American Patriot William Floyd [1734-1821]

Posted at This Day in Presbyterian History:

We might not have even noticed William Floyd in history had he not been in place and time a signer of the Declaration of Independence. He was like countless others in the early history of our nation. From a family which had emigrated from the old country, this time from Wales, William Floyd was born in Brookhaven, Long Island in 1734. Despite the prominence of the parents, he received no academic education outside the home, and only the barest of education in the home. The eldest son with seven younger brothers and sisters, at age 20, he found himself as the owner of the estate of his parents when both of them died within two months of each other.

Not interested in political matters up to the time of the American Revolution, he busied himself in military matters, even reaching that rank of Major General in the New York militia.

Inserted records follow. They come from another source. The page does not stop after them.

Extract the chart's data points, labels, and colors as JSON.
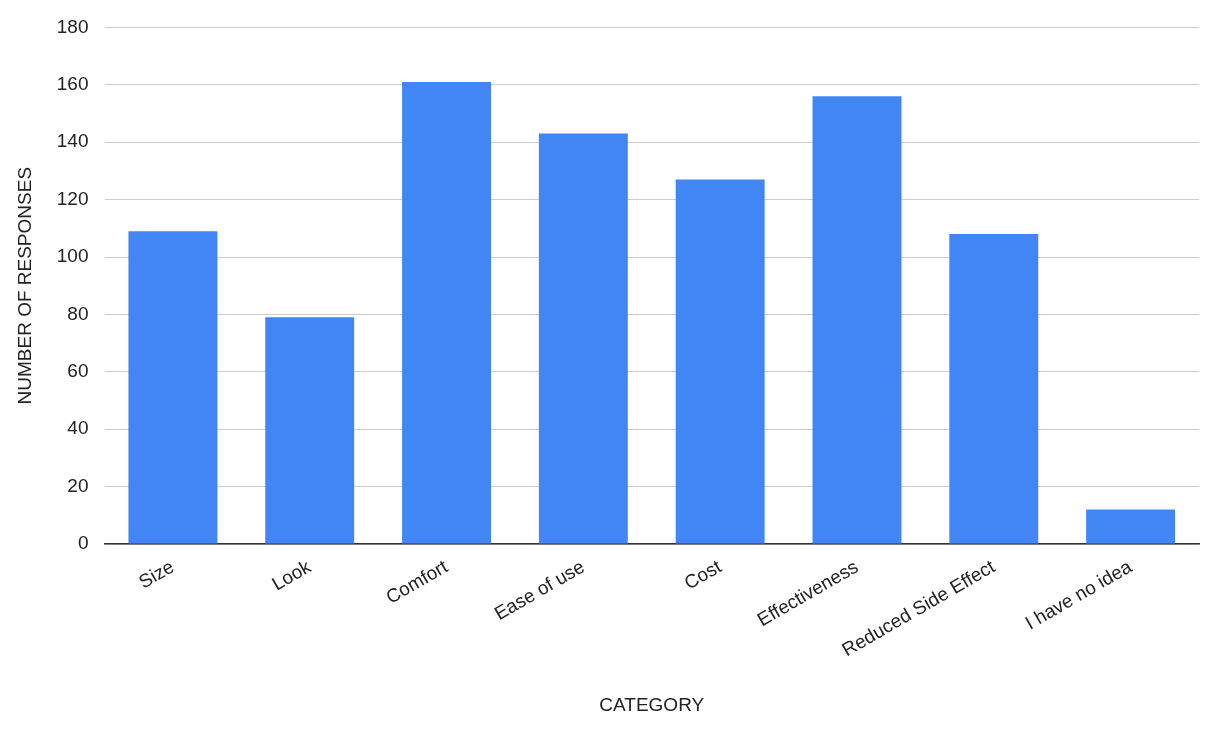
{
  "chart_data": {
    "type": "bar",
    "xlabel": "CATEGORY",
    "ylabel": "NUMBER OF RESPONSES",
    "categories": [
      "Size",
      "Look",
      "Comfort",
      "Ease of use",
      "Cost",
      "Effectiveness",
      "Reduced Side Effect",
      "I have no idea"
    ],
    "values": [
      109,
      79,
      161,
      143,
      127,
      156,
      108,
      12
    ],
    "color": "#4285f4",
    "ylim": [
      0,
      180
    ],
    "yticks": [
      0,
      20,
      40,
      60,
      80,
      100,
      120,
      140,
      160,
      180
    ],
    "grid": "y",
    "legend": false
  }
}
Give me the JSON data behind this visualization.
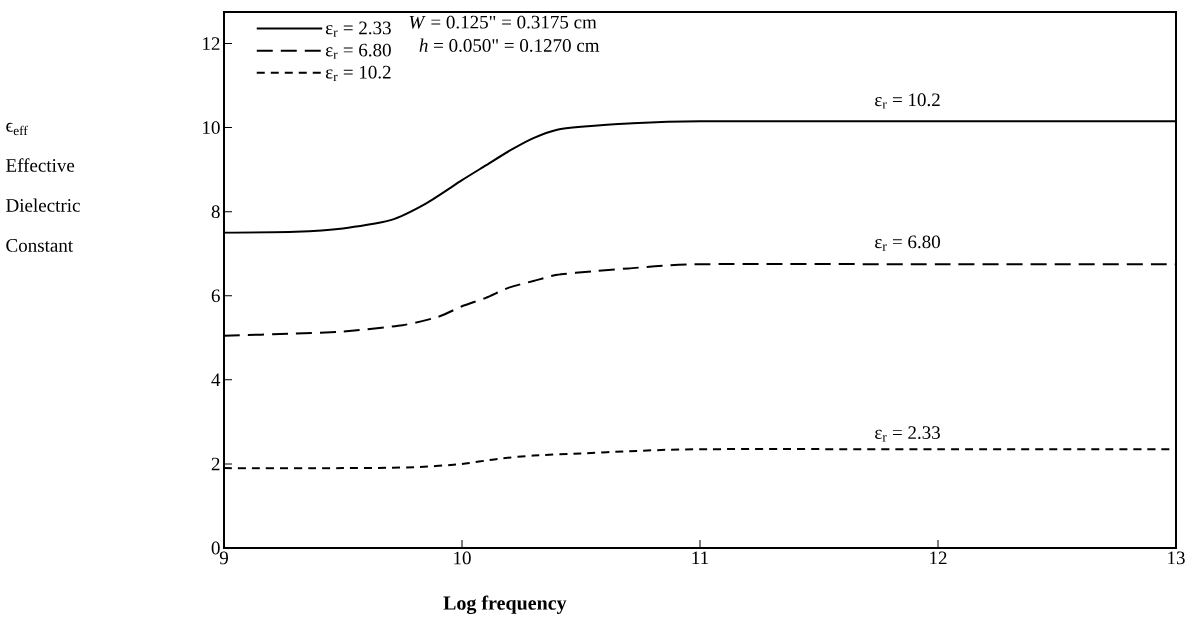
{
  "chart_data": {
    "type": "line",
    "xlabel": "**Log frequency**",
    "ylabel": "ϵ$_{eff}$ Effective Dielectric Constant",
    "xlim": [
      9,
      13
    ],
    "ylim": [
      0,
      12.75
    ],
    "xticks": [
      9,
      10,
      11,
      12,
      13
    ],
    "yticks": [
      0,
      2,
      4,
      6,
      8,
      10,
      12
    ],
    "legend": "top left",
    "series": [
      {
        "name": "ε$_{r}$ = 2.33",
        "color": "#000000",
        "line_style": "solid",
        "x": [
          9,
          9.3,
          9.5,
          9.7,
          9.85,
          10,
          10.1,
          10.2,
          10.3,
          10.4,
          10.5,
          10.7,
          11,
          12,
          13
        ],
        "values": [
          7.5,
          7.52,
          7.6,
          7.8,
          8.2,
          8.75,
          9.1,
          9.45,
          9.75,
          9.95,
          10.02,
          10.1,
          10.15,
          10.15,
          10.15
        ]
      },
      {
        "name": "ε$_{r}$ = 6.80",
        "color": "#000000",
        "line_style": "dashed",
        "x": [
          9,
          9.3,
          9.5,
          9.75,
          9.9,
          10,
          10.1,
          10.2,
          10.3,
          10.4,
          10.55,
          10.7,
          11,
          12,
          13
        ],
        "values": [
          5.05,
          5.1,
          5.15,
          5.3,
          5.5,
          5.75,
          5.95,
          6.2,
          6.35,
          6.5,
          6.58,
          6.65,
          6.75,
          6.75,
          6.75
        ]
      },
      {
        "name": "ε$_{r}$ = 10.2",
        "color": "#000000",
        "line_style": "dashed",
        "x": [
          9,
          9.5,
          9.8,
          10,
          10.15,
          10.3,
          10.5,
          10.7,
          11,
          12,
          13
        ],
        "values": [
          1.9,
          1.9,
          1.92,
          2.0,
          2.12,
          2.2,
          2.25,
          2.3,
          2.35,
          2.35,
          2.35
        ]
      }
    ],
    "annotations": [
      "*W* = 0.125\" = 0.3175 cm",
      "*h* = 0.050\" = 0.1270 cm",
      "ε$_{r}$ = 10.2",
      "ε$_{r}$ = 6.80",
      "ε$_{r}$ = 2.33"
    ]
  }
}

But when the issues of separation from England were brought to the fore in the mid seventeen hundreds, he entered the political fray. His fellow Long Islanders sent him as their representative as a delegate to the Continental Congress in 1774. Indeed, with the exception of one year when the State of New York needed his presence in state government, William Floyd represented his constituents at succeeding congresses until 1783.

Now, it is true, there were no passionate speeches which have been handed down to us in the mighty decisions of Congress with his name attached to it. But he was the first of New York representatives who signed his name and sacred honor to the Declaration of Independence. For that, we should recognize him.